The variance of a string is defined as the largest difference between the number of occurrences of any 2 characters present in the string. Note the two characters may or may not be the same.

Given a string s consisting of lowercase English letters only, return _the largest variance possible among all substrings of_ s.

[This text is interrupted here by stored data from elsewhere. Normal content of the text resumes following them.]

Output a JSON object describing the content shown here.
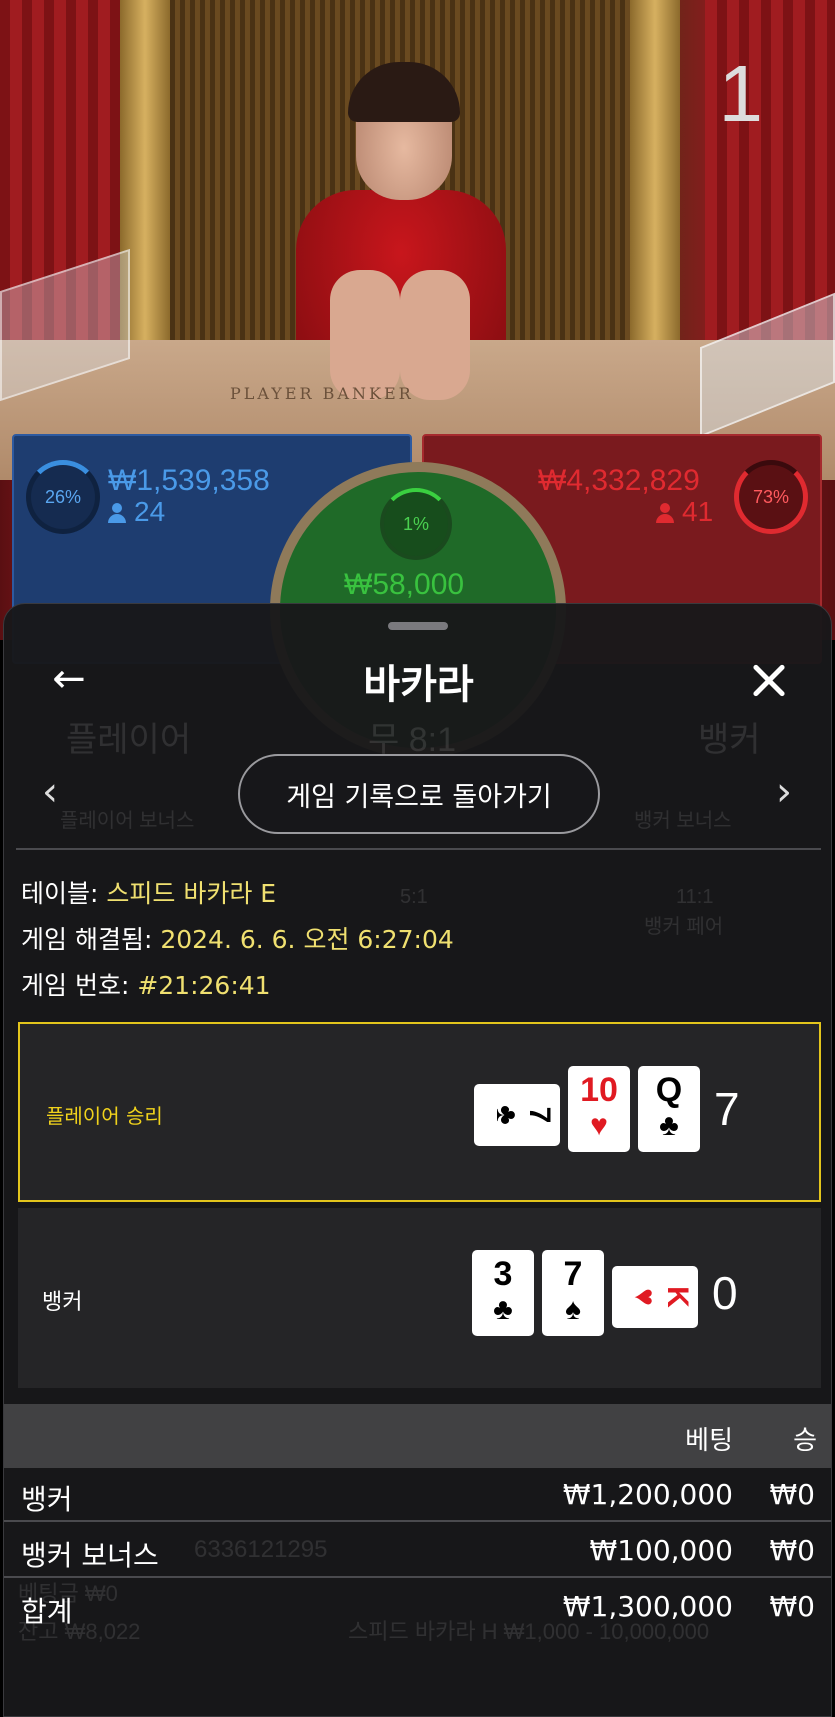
{
  "video": {
    "round_number": "1",
    "table_text": "PLAYER         BANKER"
  },
  "betting": {
    "player": {
      "percent": "26%",
      "amount": "₩1,539,358",
      "players": "24"
    },
    "banker": {
      "percent": "73%",
      "amount": "₩4,332,829",
      "players": "41"
    },
    "tie": {
      "percent": "1%",
      "amount": "₩58,000"
    }
  },
  "sheet": {
    "title": "바카라",
    "back_icon": "back-arrow-icon",
    "close_icon": "close-icon",
    "history_button": "게임 기록으로 돌아가기",
    "info": {
      "table_label": "테이블: ",
      "table_value": "스피드 바카라 E",
      "resolved_label": "게임 해결됨: ",
      "resolved_value": "2024. 6. 6. 오전 6:27:04",
      "number_label": "게임 번호: ",
      "number_value": "#21:26:41"
    },
    "hands": {
      "player": {
        "result": "플레이어 승리",
        "score": "7",
        "cards": [
          {
            "rank": "7",
            "suit": "♣",
            "color": "black",
            "sideways": true
          },
          {
            "rank": "10",
            "suit": "♥",
            "color": "red",
            "sideways": false
          },
          {
            "rank": "Q",
            "suit": "♣",
            "color": "black",
            "sideways": false
          }
        ]
      },
      "banker": {
        "result": "뱅커",
        "score": "0",
        "cards": [
          {
            "rank": "3",
            "suit": "♣",
            "color": "black",
            "sideways": false
          },
          {
            "rank": "7",
            "suit": "♠",
            "color": "black",
            "sideways": false
          },
          {
            "rank": "K",
            "suit": "♥",
            "color": "red",
            "sideways": true
          }
        ]
      }
    },
    "table": {
      "col_bet": "베팅",
      "col_win": "승",
      "rows": [
        {
          "name": "뱅커",
          "bet": "₩1,200,000",
          "win": "₩0"
        },
        {
          "name": "뱅커 보너스",
          "bet": "₩100,000",
          "win": "₩0"
        },
        {
          "name": "합계",
          "bet": "₩1,300,000",
          "win": "₩0"
        }
      ]
    }
  },
  "background_ui": {
    "player_label": "플레이어",
    "tie_label": "무 8:1",
    "banker_label": "뱅커",
    "player_bonus": "플레이어 보너스",
    "banker_bonus": "뱅커 보너스",
    "pair_odds": "11:1",
    "banker_pair": "뱅커 페어",
    "tie_odds": "5:1",
    "balance_label": "잔고 ₩8,022",
    "bet_label": "베팅금 ₩0",
    "game_id": "6336121295",
    "limits": "스피드 바카라 H  ₩1,000 - 10,000,000"
  },
  "colors": {
    "player_blue": "#4a9ae8",
    "banker_red": "#e02a30",
    "tie_green": "#39c23f",
    "highlight_yellow": "#e3c51c",
    "info_value": "#f0e070"
  }
}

A substring is a contiguous sequence of characters within a string.

 

Example 1:

Input: s = "aababbb"
Output: 3
Explanation:
All possible variances along with their respective substrings are listed below:
- Variance 0 for substrings "a", "aa", "ab", "abab", "aababb", "ba", "b", "bb", and "bbb".
- Variance 1 for substrings "aab", "aba", "abb", "aabab", "ababb", "aababbb", and "bab".
- Variance 2 for substrings "aaba", "ababbb", "abbb", and "babb".
- Variance 3 for substring "babbb".
Since the largest possible variance is 3, we return it.

Example 2:

Input: s = "abcde"
Output: 0
Explanation:
No letter occurs more than once in s, so the variance of every substring is 0.

 

Constraints:

• 1 <= s.length <= 104
• s consists of lowercase English letters.

Solutions

Solution 1

class Solution:
  def largestVariance(self, s: str) -> int:
    ans = 0
    for a, b in permutations(ascii_lowercase, 2):
      if a == b:
        continue
      f = [0, -inf]
      for c in s:
        if c == a:
          f[0], f[1] = f[0] + 1, f[1] + 1
        elif c == b:
          f[1] = max(f[1] - 1, f[0] - 1)
          f[0] = 0
        if ans < f[1]:
          ans = f[1]
    return ans

class Solution {
  public int largestVariance(String s) {
    int n = s.length();
    int ans = 0;
    for (char a = 'a'; a <= 'z'; ++a) {
      for (char b = 'a'; b <= 'z'; ++b) {
        if (a == b) {
          continue;
        }
        int[] f = new int[] {0, -n};
        for (int i = 0; i < n; ++i) {
          if (s.charAt(i) == a) {
            f[0]++;
            f[1]++;
          } else if (s.charAt(i) == b) {
            f[1] = Math.max(f[0] - 1, f[1] - 1);
            f[0] = 0;
          }
          ans = Math.max(ans, f[1]);
        }
      }
    }
    return ans;
  }
}

class Solution {
public:
  int largestVariance(string s) {
    int n = s.size();
    int ans = 0;
    for (char a = 'a'; a <= 'z'; ++a) {
      for (char b = 'a'; b <= 'z'; ++b) {
        if (a == b) continue;
        int f[2] = {0, -n};
        for (char c : s) {
          if (c == a) {
            f[0]++;
            f[1]++;
          } else if (c == b) {
            f[1] = max(f[1] - 1, f[0] - 1);
            f[0] = 0;
          }
          ans = max(ans, f[1]);
        }
      }
    }
    return ans;
  }
};

func largestVariance(s string) int {
  ans, n := 0, len(s)
  for a := 'a'; a <= 'z'; a++ {
    for b := 'a'; b <= 'z'; b++ {
      if a == b {
        continue
      }
      f := [2]int{0, -n}
      for _, c := range s {
        if c == a {
          f[0]++
          f[1]++
        } else if c == b {
          f[1] = max(f[1]-1, f[0]-1)
          f[0] = 0
        }
        ans = max(ans, f[1])
      }
    }
  }
  return ans
}